I didn’t have the strength to fight her, having used what little I had in getting Trace and I here. So, while Cerine stirred up the fire in the fireplace and got one going in the woodstove—a double whammy of heat sources for such a small house—I told her about what happened to our pack. “I don’t know what killed our people. If it was a disease or a toxin or maybe something else. But I must have been still delusional not to insist you go away the moment you found us.”

“You weren’t delusional.” She set a cup of tea in front of me. “Drink this. It will warm you from the inside out and ease your stomach pains.”

“If not delusional, I have no excuse not to have tried harder to convince you. We buried nearly everyone we’ve ever cared about, and they died in the most miserable of ways. If you, our mate, suffers harm…”

“Finton, your mate is lying there in that bed, and while you are also affected, he is much sicker. Now, do you want to spend this time arguing about whether I belong to the two of you or keeping him in this world?”

“It’s that bad?” Even as I said the words, I knew how foolish they sounded. So many dead, none survived so far as I knew, and I thought we’d be exempt. “Is there any hope?”

“There’s always hope. And as a healer, it’s my job to be with the ill, so I’m exposed to everything. You said nobody was alive when you got there? So you weren’t able to ask any of them what they went through.”

“Not one, no. But they all seemed to have died in the same way.”

She filled another cup with the herbal tea and added a spoon. “Drink your tea. I’m going to see if your husband…Trace is his name?”

I nodded.

“I’m going to see if I can get a little of this into him. With stomach ailments or poisoning, which is what I think this is so far, by the way, dehydration can kill quickly. Has he been drinking water or anything since you were stricken?”

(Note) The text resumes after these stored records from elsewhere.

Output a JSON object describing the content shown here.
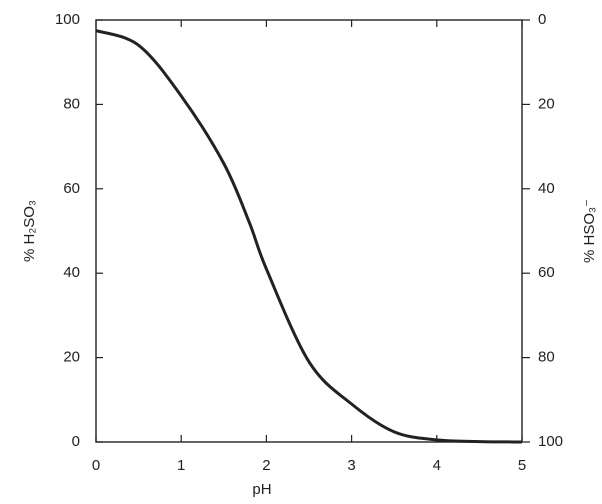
{
  "chart_data": {
    "type": "line",
    "x": [
      0,
      0.5,
      1,
      1.5,
      1.8,
      2,
      2.5,
      3,
      3.5,
      4,
      4.5,
      5
    ],
    "series": [
      {
        "name": "% H₂SO₃",
        "color": "#222222",
        "values": [
          97.5,
          94,
          82,
          66,
          52,
          41,
          19,
          9,
          2.4,
          0.5,
          0.1,
          0
        ]
      }
    ],
    "xlabel": "pH",
    "ylabel": "% H₂SO₃",
    "y2label": "% HSO₃⁻",
    "xlim": [
      0,
      5
    ],
    "xticks": [
      0,
      1,
      2,
      3,
      4,
      5
    ],
    "ylim": [
      0,
      100
    ],
    "yticks": [
      0,
      20,
      40,
      60,
      80,
      100
    ],
    "y2lim": [
      100,
      0
    ],
    "y2ticks": [
      0,
      20,
      40,
      60,
      80,
      100
    ]
  }
}
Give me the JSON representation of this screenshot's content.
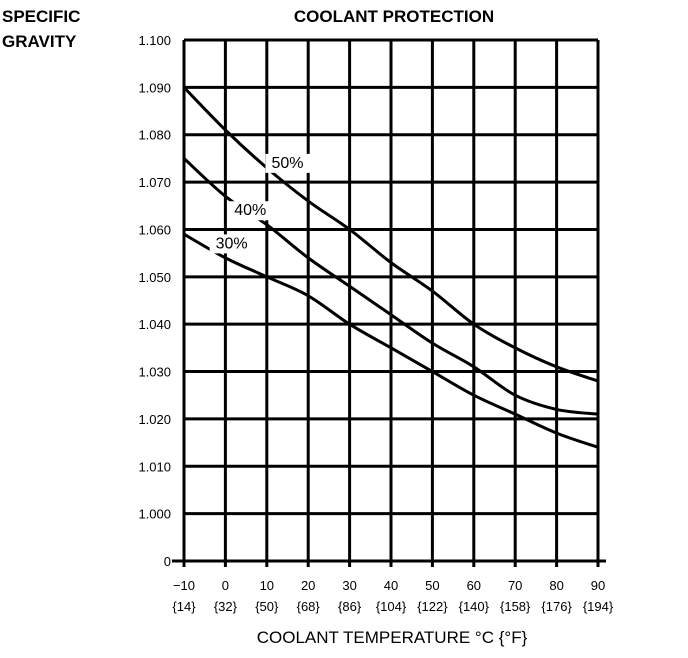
{
  "chart_data": {
    "type": "line",
    "title": "COOLANT PROTECTION",
    "ylabel_lines": [
      "SPECIFIC",
      "GRAVITY"
    ],
    "xlabel": "COOLANT TEMPERATURE °C {°F}",
    "x": [
      -10,
      0,
      10,
      20,
      30,
      40,
      50,
      60,
      70,
      80,
      90
    ],
    "x_tick_labels": [
      "−10",
      "0",
      "10",
      "20",
      "30",
      "40",
      "50",
      "60",
      "70",
      "80",
      "90"
    ],
    "x_tick_labels_f": [
      "{14}",
      "{32}",
      "{50}",
      "{68}",
      "{86}",
      "{104}",
      "{122}",
      "{140}",
      "{158}",
      "{176}",
      "{194}"
    ],
    "xlim": [
      -10,
      90
    ],
    "ylim": [
      0.99,
      1.1
    ],
    "y_ticks": [
      0.99,
      1.0,
      1.01,
      1.02,
      1.03,
      1.04,
      1.05,
      1.06,
      1.07,
      1.08,
      1.09,
      1.1
    ],
    "y_tick_labels": [
      "0",
      "1.000",
      "1.010",
      "1.020",
      "1.030",
      "1.040",
      "1.050",
      "1.060",
      "1.070",
      "1.080",
      "1.090",
      "1.100"
    ],
    "grid": true,
    "series": [
      {
        "name": "50%",
        "values": [
          1.09,
          1.081,
          1.073,
          1.066,
          1.06,
          1.053,
          1.047,
          1.04,
          1.035,
          1.031,
          1.028
        ],
        "label_at": [
          15,
          1.073
        ]
      },
      {
        "name": "40%",
        "values": [
          1.075,
          1.067,
          1.061,
          1.054,
          1.048,
          1.042,
          1.036,
          1.031,
          1.025,
          1.022,
          1.021
        ],
        "label_at": [
          6,
          1.063
        ]
      },
      {
        "name": "30%",
        "values": [
          1.059,
          1.054,
          1.05,
          1.046,
          1.04,
          1.035,
          1.03,
          1.025,
          1.021,
          1.017,
          1.014
        ],
        "label_at": [
          1.5,
          1.056
        ]
      }
    ]
  }
}
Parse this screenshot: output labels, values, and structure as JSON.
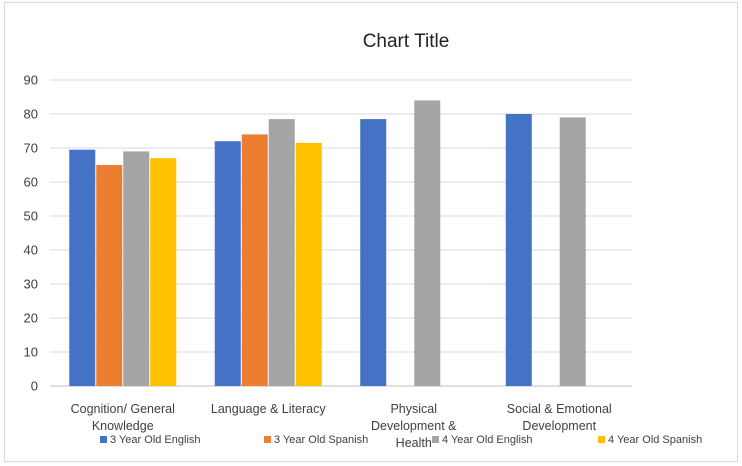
{
  "chart_data": {
    "type": "bar",
    "title": "Chart Title",
    "categories": [
      [
        "Cognition/ General",
        "Knowledge"
      ],
      [
        "Language & Literacy"
      ],
      [
        "Physical",
        "Development &",
        "Health"
      ],
      [
        "Social & Emotional",
        "Development"
      ]
    ],
    "series": [
      {
        "name": "3 Year Old English",
        "color": "#4472c4",
        "values": [
          69.5,
          72,
          78.5,
          80
        ]
      },
      {
        "name": "3 Year Old Spanish",
        "color": "#ed7d31",
        "values": [
          65,
          74,
          null,
          null
        ]
      },
      {
        "name": "4 Year Old English",
        "color": "#a5a5a5",
        "values": [
          69,
          78.5,
          84,
          79
        ]
      },
      {
        "name": "4 Year Old Spanish",
        "color": "#ffc000",
        "values": [
          67,
          71.5,
          null,
          null
        ]
      }
    ],
    "ylim": [
      0,
      90
    ],
    "yticks": [
      0,
      10,
      20,
      30,
      40,
      50,
      60,
      70,
      80,
      90
    ],
    "grid": true,
    "legend": "bottom"
  }
}
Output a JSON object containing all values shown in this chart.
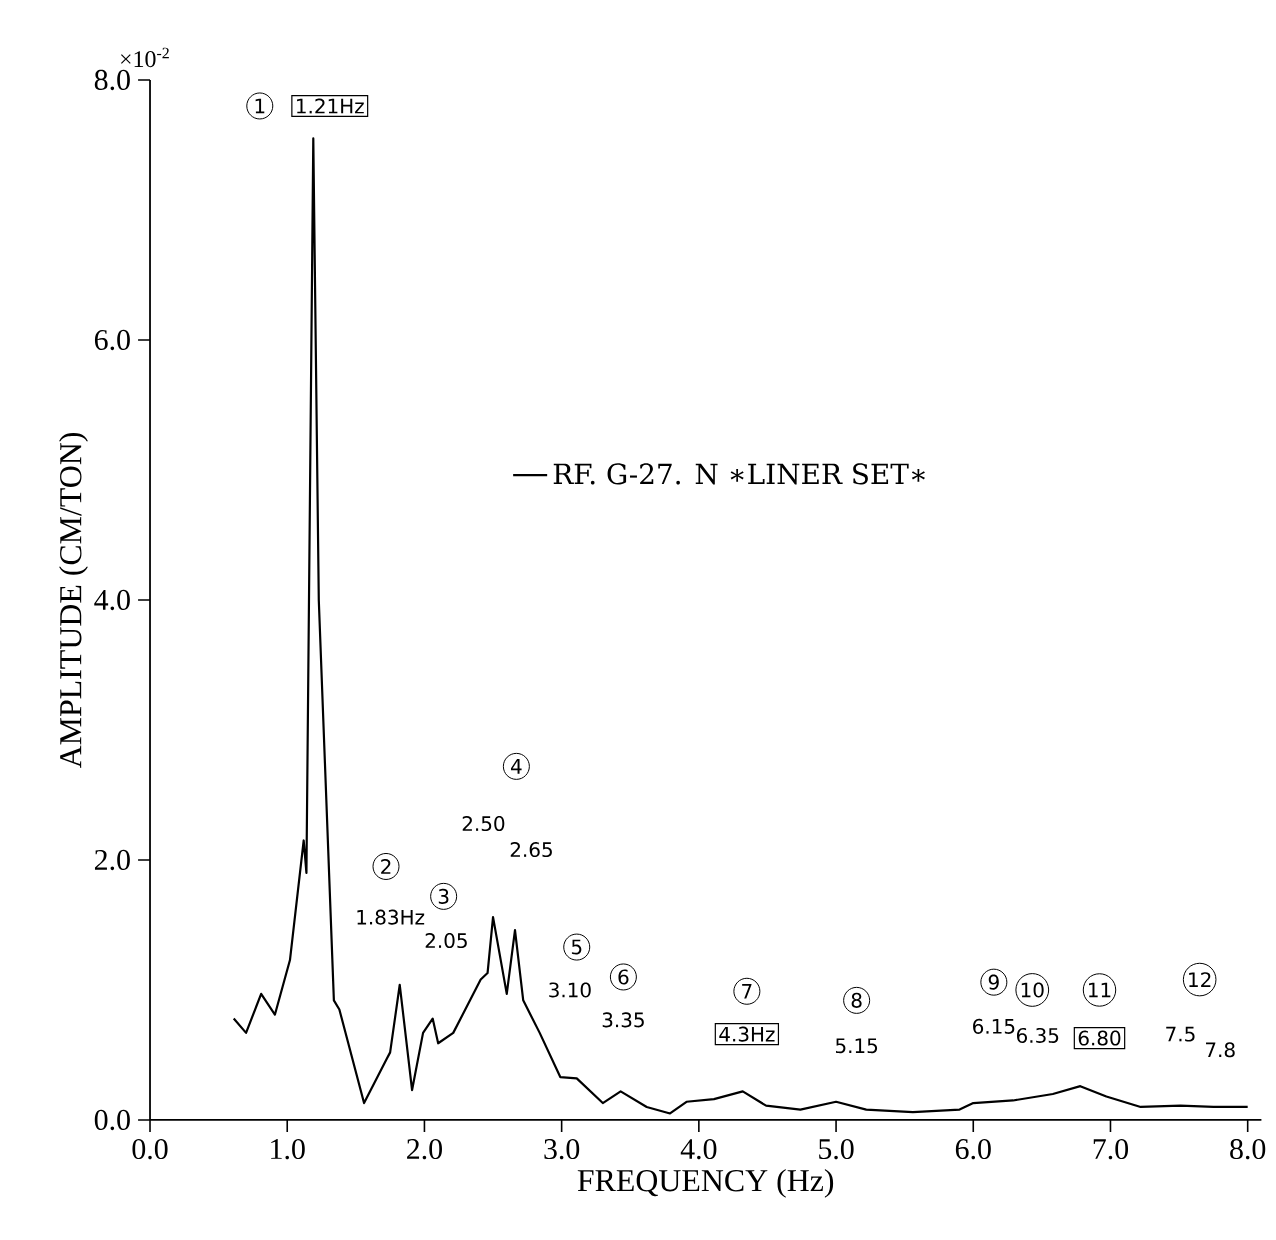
{
  "chart_data": {
    "type": "line",
    "xlabel": "FREQUENCY  (Hz)",
    "ylabel": "AMPLITUDE  (CM/TON)",
    "xlim": [
      0,
      8.1
    ],
    "ylim": [
      0,
      8
    ],
    "xticks": [
      {
        "value": 0,
        "label": "0.0"
      },
      {
        "value": 1,
        "label": "1.0"
      },
      {
        "value": 2,
        "label": "2.0"
      },
      {
        "value": 3,
        "label": "3.0"
      },
      {
        "value": 4,
        "label": "4.0"
      },
      {
        "value": 5,
        "label": "5.0"
      },
      {
        "value": 6,
        "label": "6.0"
      },
      {
        "value": 7,
        "label": "7.0"
      },
      {
        "value": 8,
        "label": "8.0"
      }
    ],
    "yticks": [
      {
        "value": 0,
        "label": "0.0"
      },
      {
        "value": 2,
        "label": "2.0"
      },
      {
        "value": 4,
        "label": "4.0"
      },
      {
        "value": 6,
        "label": "6.0"
      },
      {
        "value": 8,
        "label": "8.0"
      }
    ],
    "grid": false,
    "legend": "center",
    "marker": "none",
    "line_style": "solid",
    "series": [
      {
        "name": "RF. G-27. N   ∗LINER SET∗",
        "color": "#000000",
        "x": [
          0.61,
          0.7,
          0.81,
          0.91,
          1.02,
          1.12,
          1.14,
          1.19,
          1.23,
          1.34,
          1.38,
          1.56,
          1.72,
          1.75,
          1.82,
          1.91,
          1.99,
          2.06,
          2.1,
          2.21,
          2.41,
          2.46,
          2.5,
          2.6,
          2.66,
          2.72,
          2.84,
          2.99,
          3.11,
          3.3,
          3.43,
          3.62,
          3.79,
          3.91,
          4.11,
          4.32,
          4.49,
          4.74,
          5.0,
          5.22,
          5.56,
          5.9,
          6.0,
          6.29,
          6.58,
          6.78,
          6.97,
          7.22,
          7.51,
          7.75,
          8.0
        ],
        "values": [
          0.78,
          0.67,
          0.97,
          0.81,
          1.23,
          2.15,
          1.9,
          7.55,
          4.0,
          0.92,
          0.85,
          0.13,
          0.46,
          0.52,
          1.04,
          0.23,
          0.67,
          0.78,
          0.59,
          0.67,
          1.08,
          1.13,
          1.56,
          0.97,
          1.46,
          0.92,
          0.67,
          0.33,
          0.32,
          0.13,
          0.22,
          0.1,
          0.05,
          0.14,
          0.16,
          0.22,
          0.11,
          0.08,
          0.14,
          0.08,
          0.06,
          0.08,
          0.13,
          0.15,
          0.2,
          0.26,
          0.18,
          0.1,
          0.11,
          0.1,
          0.1
        ]
      }
    ],
    "annotations": [
      "×10$^{-2}$",
      "1",
      "1.21Hz",
      "2",
      "1.83Hz",
      "3",
      "2.05",
      "4",
      "2.50",
      "2.65",
      "5",
      "3.10",
      "6",
      "3.35",
      "7",
      "4.3Hz",
      "8",
      "5.15",
      "9",
      "6.15",
      "10",
      "6.35",
      "11",
      "6.80",
      "12",
      "7.5",
      "7.8"
    ]
  }
}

“Yes, a little I think. Probably not enough.” I lifted the mug she’d given me and took a deep drink, nearly choking at the strong herbal flavor. “Are you sure this is good for the stomach?”

“In a way. It’s going to help get the toxins out, but not in a brutal way like your body was probably already trying. This is gentler.”

“What if it’s not poisoning but an actual disease of some kind?”

Cerine set the mug down and leaned close to me. She felt my forehead and looked into my eyes then lifted my lip and studied my gums. “No, it’s not disease. Your eyes are clouded and your gums pale. I don’t know precisely the source, but I have some theories.” Leaving me sipping the tea, tummy rumbling as it reached my sore and unhappy gut, she moved toward Trace with her brew.

“Cerine, please save him. We’ve only been married a few weeks, but we’ve known each other always.”

“I don’t believe the Goddess would have brought you here just to lose him, and I’m from an ancient line of healers. But I can’t save everyone. I promise I will try my hardest for you both. Tell me more about what you found?”

“Can you guide me? What did I leave out that would be helpful?”